Anyone see a pattern? Clinton, Gore and Kerry all used phony human props to cite their position on health care insurance.
During John Kerry's nomination acceptance speech during the 2004 DNC, he trotted out his health insurance "poster child", Mary Ann Knowles. Kerry stated that she had to "keep working day after day right through her chemotherapy, no matter how sick she felt, because she was terrified of losing her family's health insurance". In reality, she had excellent coverage with 26 weeks of paid disability leave, but she
chose to work through most of her treatment because her husband was unemployed.
Video of Kerry's Speech
Links to story on FR
Al Gore tried this same tactic in 2000 with Winifred Skinner.
Al Gore said, "It brings tears to your eyes. Here's this adorable, elderly woman out in Iowa who's so sick and so poor, that in order to pay for medicines she needs to stay alive, she has to scavenge in a local dump yard for cast-off tin cans."
"She gets a small pension," he said. "But in order to pay for her prescription drug benefits she has to go out seven days a week, several hours a day, picking up cans."
It turns out, as the statement was rectified, Mrs. Skinner goes out zero days a week, for zero hours a day, and that she was only speaking "in the name of" people she assumes must do this.
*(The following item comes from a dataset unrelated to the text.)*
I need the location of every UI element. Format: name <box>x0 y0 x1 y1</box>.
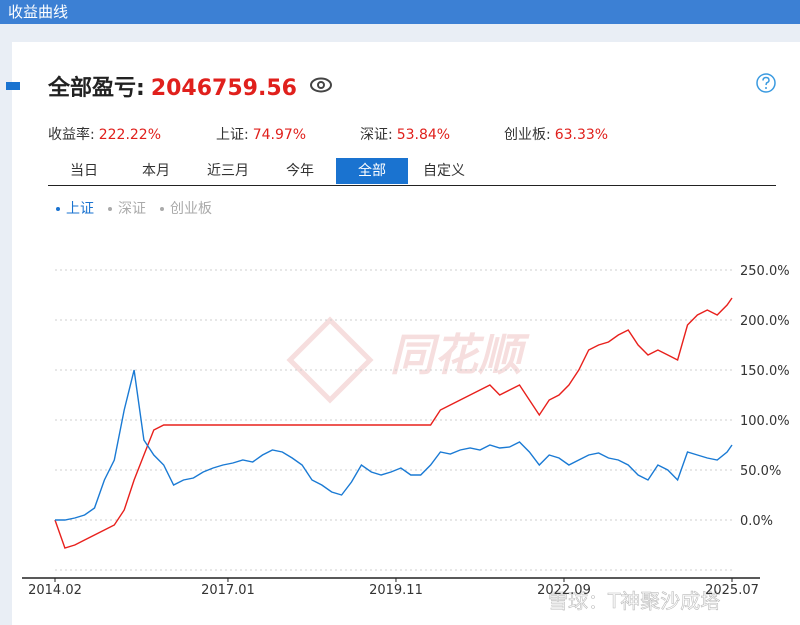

In 1994, Hillary Clinton used Kathy Bush when citing her case as an example of the high cost of medical care.
Later, investigators found the mother guilty of intentionally making her daughter sick and forcing her to undergo more than 40 needless surgeries, in what prosecutors called a case of Munchausen Syndrome by Proxy.
Forty-two-year old Kathy Bush had been charged with aggravated child abuse and fraud for bilking thousands of dollars from the State of Florida for medical expenses incurred by her daughter, Jennifer. The mother faces up to 45 years in prison.